Kepala sekolah SMAN 101 Satya Budi juga angkat bicara soal adanya dugaan intoleran di sekolahnya. Satya juga memastikan tidak ada guru yang memaksakan muridnya menggunakan jilbab.
“Hoaks itu. Saya agama Kristen. Masa murid saya disuruh pake jilbab. Anak saya juga pernah sekolah di sini, saya tanya dong. Anak saya kan Kristen di sini, aman enggak ada cerita-cerita begitu,” ucap Satya Budi, Jumat (12/8/2022).
Dari kedua sekolah yang tim Kuatbaca datangi mengaku tidak pernah mengeluarkan kebijakan yang bersifat intoleran terhadap siswanya. Namun sebenarnya jika dilihat dari nama sekolah yang sudah dirilis terdapat satu kasus yang sudah terbukti, yaitu sekolah SMAN 58 Jakarta yang terjadi di tahun 2020 lalu.
Kasus yang terjadi dua tahun lalu tersebut bahkan sempat diselidiki oleh Polres Metro Jakarta Timur, namun memang para pelapor belum memenuhi persyaratan pelaporan.
Akibat dari kasus tersebut, Kepala Dinas Pendidikan DKI Jakarta, Nahdiana memastikan oknum guru tersebut telah dimutasi.
“Ketika ada larangan tak boleh memilih ketua OSIS nonmuslim, gurunya sudah hukuman disiplin dan sekarang ada proses mutasi juga,” kata Nahdiana saat menggelar rapat dengan Fraksi PDIP DPRD DKI di ruang Fraksi PDIP DPRD DKI, Jakarta, Rabu (10/8/2022).
Dampak dari laporan 10 sekolah diduga intoleran yang disampaikan Rio, Nahdiana memastikan pihaknya akan melakukan upaya preventif dengan terus melakukan pembinaan kepada pelaksana di satuan pendidikan baik kepala sekolah serta guru melalui pelatihan wawasan kebangsaan dan menghargai keberagaman.
Nahdiana memastikan bahwa pihaknya akan menindak oknum yang terbukti bersikap intoleransi di lingkungan sekolah negeri di Jakarta.
“Ada kasus yang kami baru tahu dan akan kami tindak lanjuti dengan pembinaan.
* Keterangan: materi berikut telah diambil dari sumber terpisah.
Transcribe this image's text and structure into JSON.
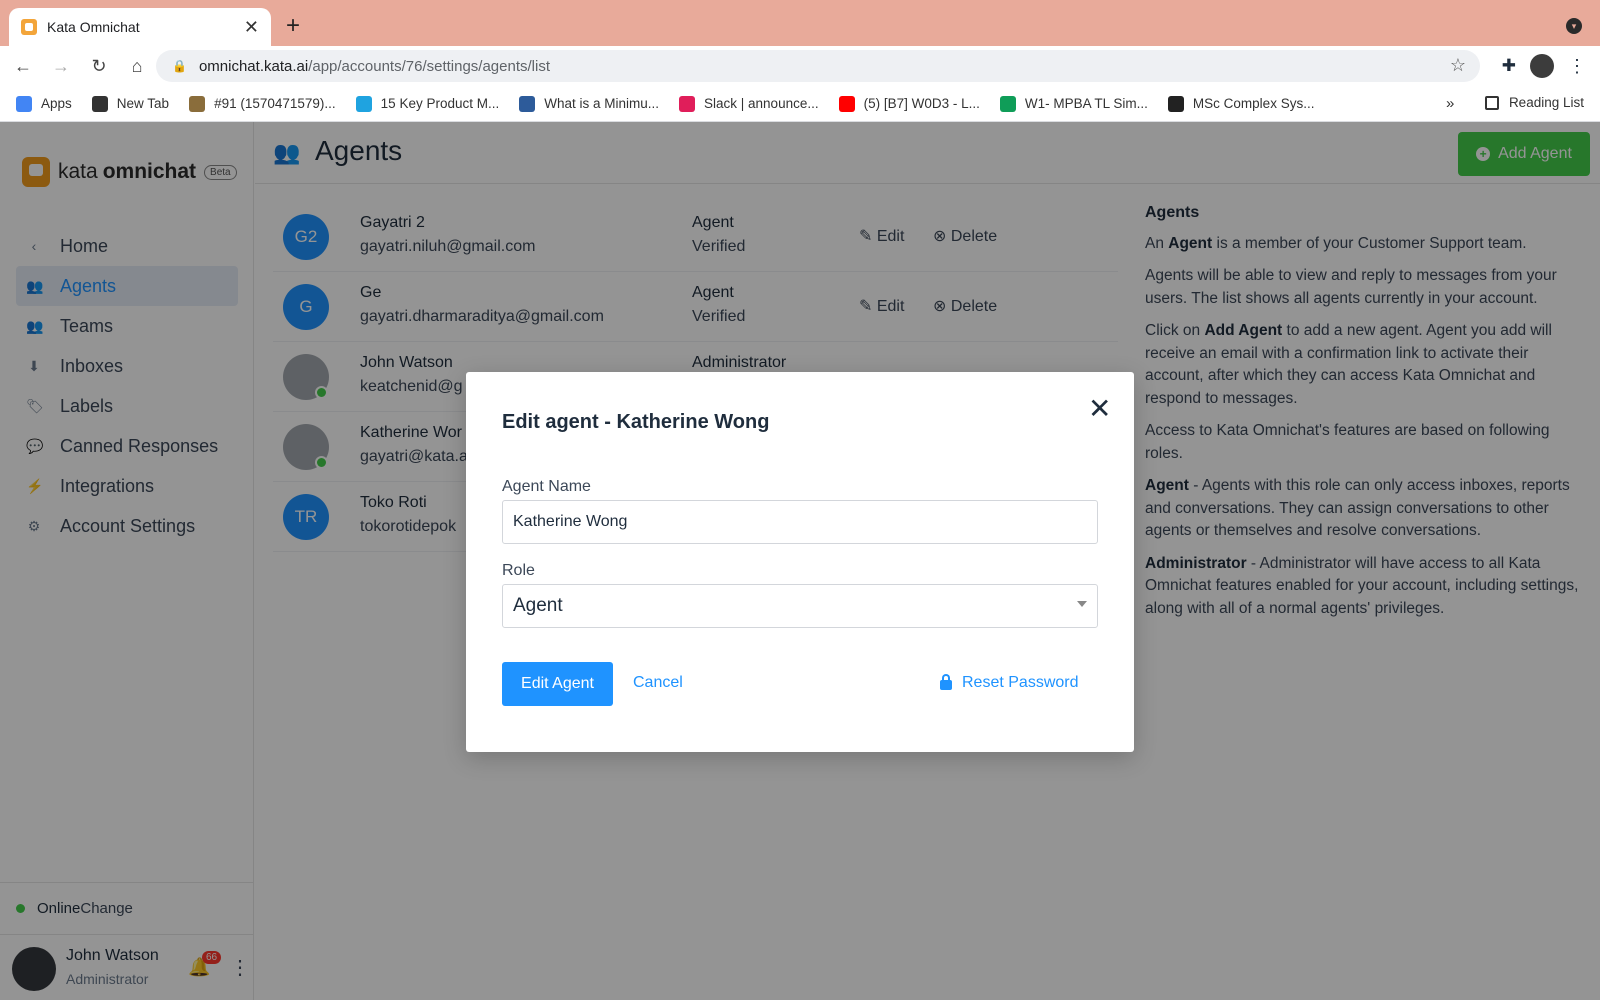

Peran guru melakukan monitoring peran-peran kesertaan yang lain memastikan bahwa paham di sekolah adalah paham yang sesuai dengan paham negara kita, bukan paham tertentu. Pelibatan yang lain pun harus jelas identitasnya," tutup Nahdiana.
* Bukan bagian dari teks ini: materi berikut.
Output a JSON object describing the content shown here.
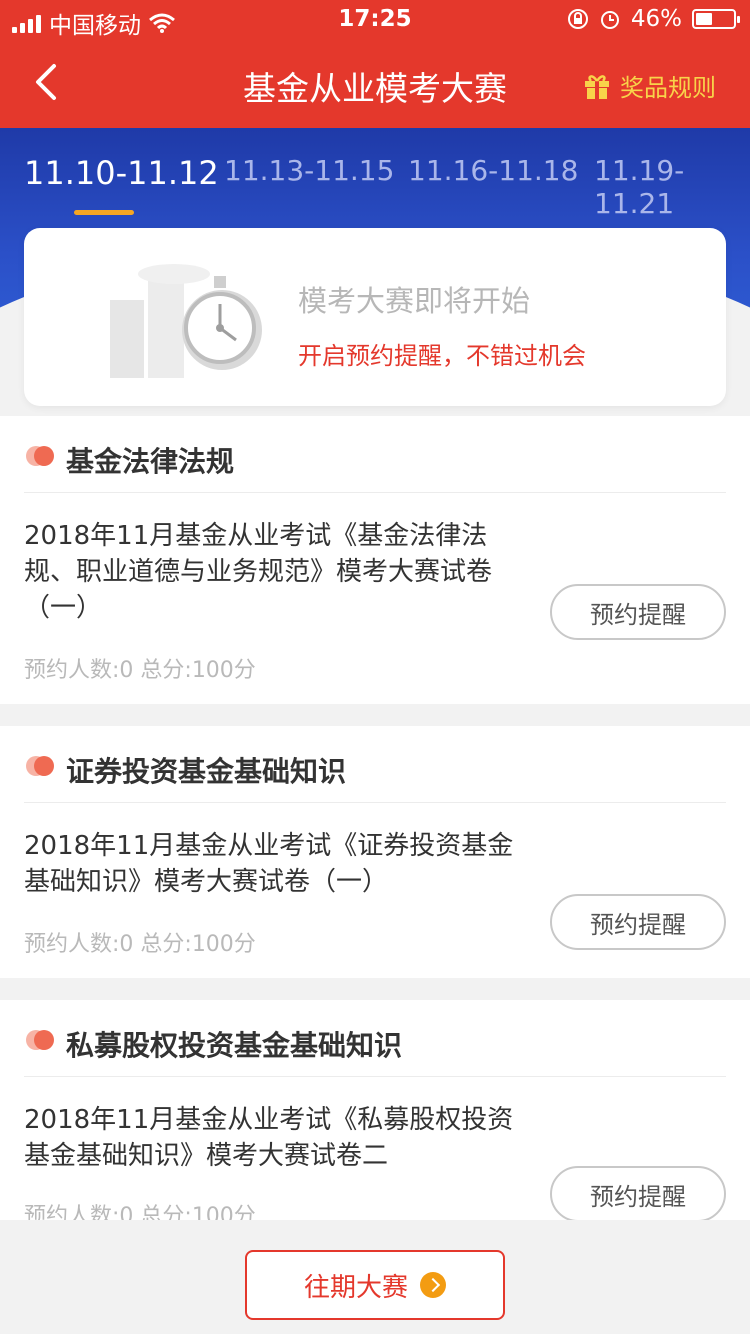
{
  "status_bar": {
    "carrier": "中国移动",
    "time": "17:25",
    "battery": "46%"
  },
  "nav": {
    "title": "基金从业模考大赛",
    "rules_label": "奖品规则"
  },
  "tabs": [
    {
      "label": "11.10-11.12",
      "active": true
    },
    {
      "label": "11.13-11.15",
      "active": false
    },
    {
      "label": "11.16-11.18",
      "active": false
    },
    {
      "label": "11.19-11.21",
      "active": false
    }
  ],
  "upcoming": {
    "title": "模考大赛即将开始",
    "subtitle": "开启预约提醒，不错过机会"
  },
  "sections": [
    {
      "title": "基金法律法规",
      "desc": "2018年11月基金从业考试《基金法律法规、职业道德与业务规范》模考大赛试卷（一）",
      "meta": "预约人数:0   总分:100分",
      "button": "预约提醒"
    },
    {
      "title": "证券投资基金基础知识",
      "desc": "2018年11月基金从业考试《证券投资基金基础知识》模考大赛试卷（一）",
      "meta": "预约人数:0   总分:100分",
      "button": "预约提醒"
    },
    {
      "title": "私募股权投资基金基础知识",
      "desc": "2018年11月基金从业考试《私募股权投资基金基础知识》模考大赛试卷二",
      "meta": "预约人数:0   总分:100分",
      "button": "预约提醒"
    }
  ],
  "bottom": {
    "past_label": "往期大赛"
  }
}
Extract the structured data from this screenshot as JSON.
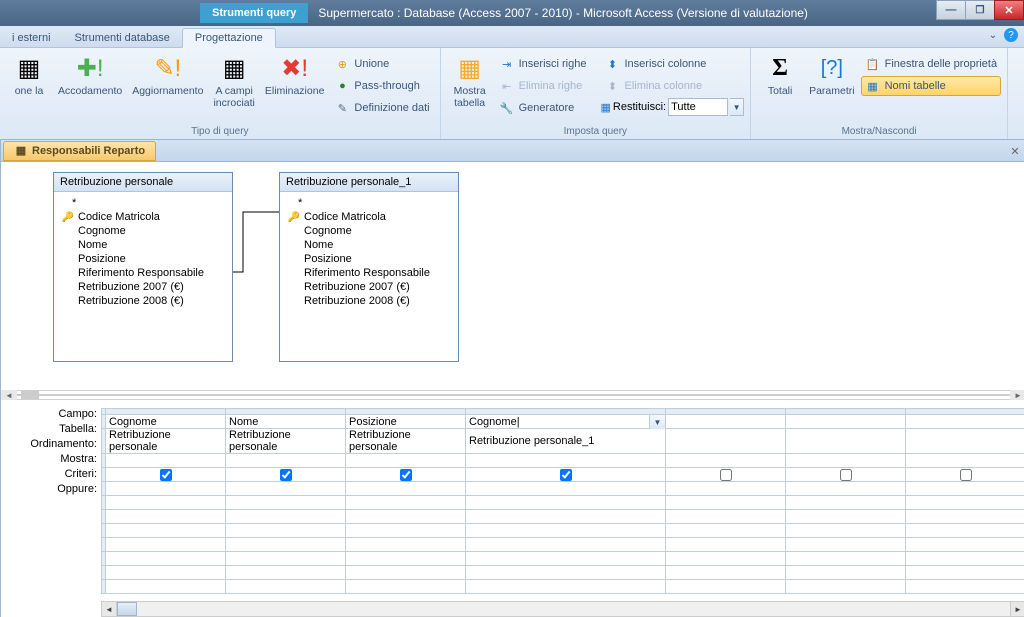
{
  "titlebar": {
    "context_tab": "Strumenti query",
    "title": "Supermercato : Database (Access 2007 - 2010)  -  Microsoft Access (Versione di valutazione)"
  },
  "ribbon_tabs": {
    "t0": "i esterni",
    "t1": "Strumenti database",
    "t2": "Progettazione"
  },
  "ribbon": {
    "g1": {
      "b1": "one\nla",
      "b2": "Accodamento",
      "b3": "Aggiornamento",
      "b4": "A campi\nincrociati",
      "b5": "Eliminazione",
      "small1": "Unione",
      "small2": "Pass-through",
      "small3": "Definizione dati",
      "label": "Tipo di query"
    },
    "g2": {
      "b1": "Mostra\ntabella",
      "s1": "Inserisci righe",
      "s2": "Elimina righe",
      "s3": "Generatore",
      "s4": "Inserisci colonne",
      "s5": "Elimina colonne",
      "s6": "Restituisci:",
      "combo": "Tutte",
      "label": "Imposta query"
    },
    "g3": {
      "b1": "Totali",
      "b2": "Parametri",
      "s1": "Finestra delle proprietà",
      "s2": "Nomi tabelle",
      "label": "Mostra/Nascondi"
    }
  },
  "doc_tab": "Responsabili Reparto",
  "tables": {
    "t1": {
      "title": "Retribuzione personale",
      "fields": [
        "Codice Matricola",
        "Cognome",
        "Nome",
        "Posizione",
        "Riferimento Responsabile",
        "Retribuzione 2007 (€)",
        "Retribuzione 2008 (€)"
      ]
    },
    "t2": {
      "title": "Retribuzione personale_1",
      "fields": [
        "Codice Matricola",
        "Cognome",
        "Nome",
        "Posizione",
        "Riferimento Responsabile",
        "Retribuzione 2007 (€)",
        "Retribuzione 2008 (€)"
      ]
    }
  },
  "qbe": {
    "labels": {
      "campo": "Campo:",
      "tabella": "Tabella:",
      "ordinamento": "Ordinamento:",
      "mostra": "Mostra:",
      "criteri": "Criteri:",
      "oppure": "Oppure:"
    },
    "cols": [
      {
        "campo": "Cognome",
        "tabella": "Retribuzione personale",
        "mostra": true
      },
      {
        "campo": "Nome",
        "tabella": "Retribuzione personale",
        "mostra": true
      },
      {
        "campo": "Posizione",
        "tabella": "Retribuzione personale",
        "mostra": true
      },
      {
        "campo": "Cognome|",
        "tabella": "Retribuzione personale_1",
        "mostra": true,
        "active": true
      },
      {
        "campo": "",
        "tabella": "",
        "mostra": false
      },
      {
        "campo": "",
        "tabella": "",
        "mostra": false
      },
      {
        "campo": "",
        "tabella": "",
        "mostra": false
      }
    ]
  }
}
Selain itu pemahaman terkait seragam sekolah yakni Peraturan Menteri Nomor 45 Tahun 2014 yang ditindaklanjuti dengan Peraturan Gubernur Nomor 178 Tahun 2014 harus kembali dipahami.
“Tidak ada pasal yang menyebutkan kata wajib, namun disesuaikan dengan keyakinan pelajar. Itu sesuai agama, keyakinan dan keterpanggilan peserta didik yang bersangkutan,” jelas Nahdiana.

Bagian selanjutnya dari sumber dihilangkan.